ECLI:NL:RBDHA:2024:15972
Rechtbank Den Haag
- Eerste aanleg - enkelvoudig
- D. Bruinse - Pot
- Rechtspraak.nl
Beoordeling van het beroep tegen de asielaanvraag en terugkeerbesluit van de minister van Asiel en Migratie
In deze uitspraak van de Rechtbank Den Haag, enkelvoudige kamer, wordt het beroep van eiser tegen het besluit van de minister van Asiel en Migratie beoordeeld. Het besluit, genomen op 4 juli 2024, verklaarde de asielaanvraag van eiser kennelijk ongegrond, handhaafde het opgelegde terugkeerbesluit en legde een inreisverbod van twee jaar op. De rechtbank heeft besloten om partijen niet uit te nodigen voor een zitting, omdat dit in deze zaak niet noodzakelijk werd geacht.
De rechtbank heeft vastgesteld dat eiser op 22 juli 2024 door het Centraal Orgaan opvang asielzoekers is geregistreerd als met onbekende bestemming vertrokken (MOB). De gemachtigde van eiser heeft op 31 juli 2024 laten weten geen contact meer te hebben met eiser. Dit leidde de rechtbank tot de conclusie dat eiser niet langer bescherming in Nederland zoekt en derhalve geen procesbelang meer heeft bij de beoordeling van het beroep. Hierdoor is het beroep niet-ontvankelijk verklaard.
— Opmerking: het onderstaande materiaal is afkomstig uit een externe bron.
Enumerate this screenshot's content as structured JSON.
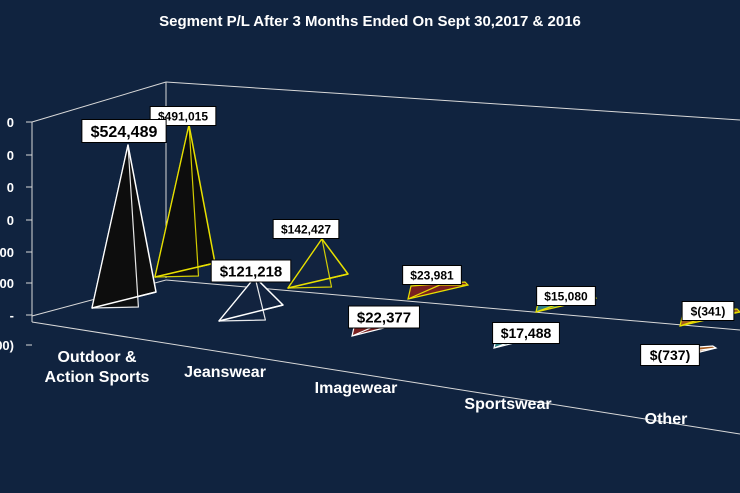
{
  "chart_data": {
    "type": "bar",
    "title": "Segment P/L After 3 Months Ended On Sept 30,2017 & 2016",
    "categories": [
      "Outdoor & Action Sports",
      "Jeanswear",
      "Imagewear",
      "Sportswear",
      "Other"
    ],
    "category_lines": [
      [
        "Outdoor &",
        "Action Sports"
      ],
      [
        "Jeanswear"
      ],
      [
        "Imagewear"
      ],
      [
        "Sportswear"
      ],
      [
        "Other"
      ]
    ],
    "series": [
      {
        "values": [
          524489,
          121218,
          22377,
          17488,
          -737
        ],
        "data_labels": [
          "$524,489",
          "$121,218",
          "$22,377",
          "$17,488",
          "$(737)"
        ]
      },
      {
        "values": [
          491015,
          142427,
          23981,
          15080,
          -341
        ],
        "data_labels": [
          "$491,015",
          "$142,427",
          "$23,981",
          "$15,080",
          "$(341)"
        ]
      }
    ],
    "y_tick_labels": [
      "0",
      "0",
      "0",
      "0",
      "00",
      "00",
      "-",
      "00)"
    ],
    "ylim": [
      -100000,
      600000
    ],
    "grid": false,
    "legend": "none",
    "colors": {
      "background": "#10233f",
      "front": [
        "#0d0d0d",
        "#12233f",
        "#7a2020",
        "#2f7f84",
        "#a35a1e"
      ],
      "back": [
        "#0d0d0d",
        "#12233f",
        "#7a2020",
        "#2f7f84",
        "#a35a1e"
      ],
      "front_stroke": "#ffffff",
      "back_stroke": "#e8e000",
      "axis": "#d9d9d9",
      "text": "#ffffff"
    }
  }
}
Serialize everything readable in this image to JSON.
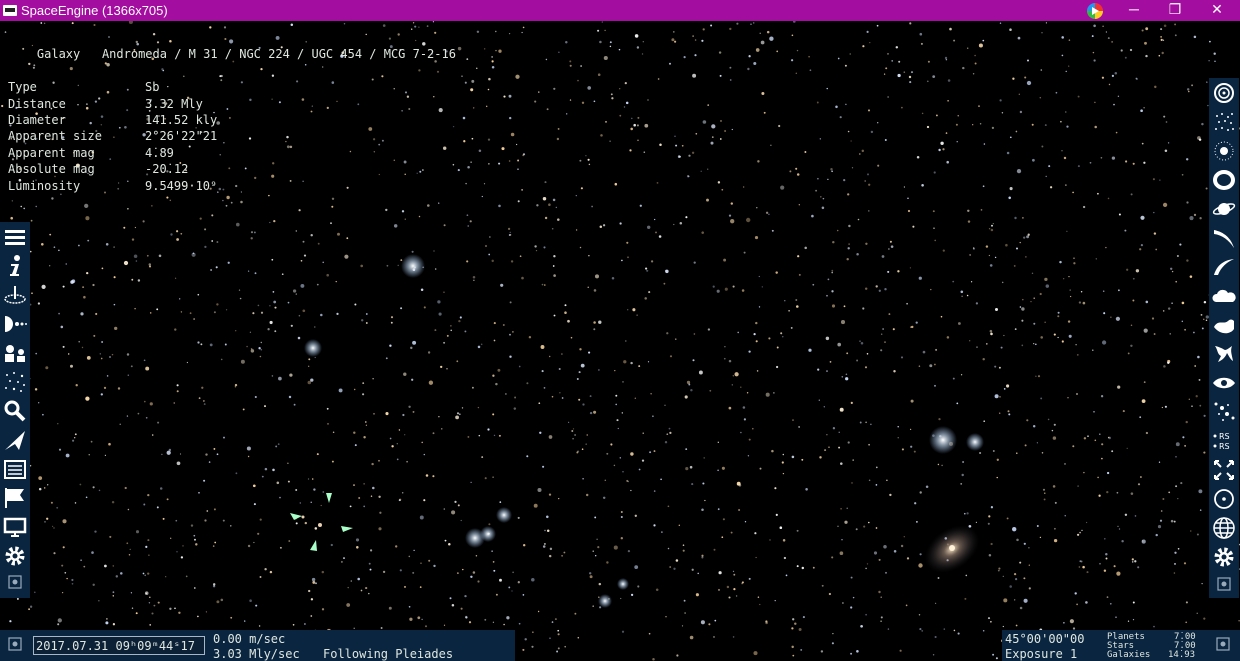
{
  "window": {
    "title": "SpaceEngine (1366x705)",
    "controls": {
      "minimize": "─",
      "maximize": "❐",
      "close": "✕"
    }
  },
  "info_panel": {
    "heading_type": "Galaxy",
    "heading_names": "Andromeda / M 31 / NGC 224 / UGC 454 / MCG 7-2-16",
    "rows": [
      {
        "key": "Type",
        "value": "Sb"
      },
      {
        "key": "Distance",
        "value": "3.32 Mly"
      },
      {
        "key": "Diameter",
        "value": "141.52 kly"
      },
      {
        "key": "Apparent size",
        "value": "2°26'22\"21"
      },
      {
        "key": "Apparent mag",
        "value": "4̇.89"
      },
      {
        "key": "Absolute mag",
        "value": "-20̇.12"
      },
      {
        "key": "Luminosity",
        "value": "9.5499·10⁹"
      }
    ]
  },
  "left_toolbar": [
    "menu-icon",
    "info-icon",
    "location-icon",
    "distance-icon",
    "objects-icon",
    "stars-icon",
    "search-icon",
    "ship-icon",
    "scenario-icon",
    "flag-icon",
    "display-icon",
    "settings-icon"
  ],
  "right_toolbar": [
    "galaxies-filter-icon",
    "clusters-filter-icon",
    "nebulae-filter-icon",
    "rings-filter-icon",
    "planets-filter-icon",
    "comets-filter-icon",
    "orbits-filter-icon",
    "clouds-filter-icon",
    "wave-filter-icon",
    "filaments-filter-icon",
    "eye-filter-icon",
    "points-filter-icon",
    "rs-filter-icon",
    "arrows-filter-icon",
    "target-icon",
    "globe-icon",
    "settings-icon"
  ],
  "bottom_left": {
    "datetime": "2017.07.31  09ʰ09ᵐ44ˢ17",
    "speed": "0.00  m/sec",
    "speed_2": "3.03  Mly/sec",
    "mode": "Following  Pleiades"
  },
  "bottom_right": {
    "fov": "45°00'00\"00",
    "exposure": "Exposure  1",
    "labels": [
      "Planets",
      "Stars",
      "Galaxies"
    ],
    "values": [
      "7̇.00",
      "7̇.00",
      "14̇.93"
    ],
    "rs_label": "RS"
  },
  "colors": {
    "titlebar": "#a40ea0",
    "panel": "#0a2540",
    "text": "#dfe7e0"
  }
}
De rechtbank heeft in haar beslissing aangegeven dat er geen aanleiding is voor een proceskostenveroordeling. De uitspraak is gedaan door rechter D. Bruinse - Pot, in aanwezigheid van griffier M. Kok, en is openbaar uitgesproken. Partijen hebben de mogelijkheid om binnen zes weken na verzending van de uitspraak een verzetschrift in te dienen als zij het niet eens zijn met de uitspraak.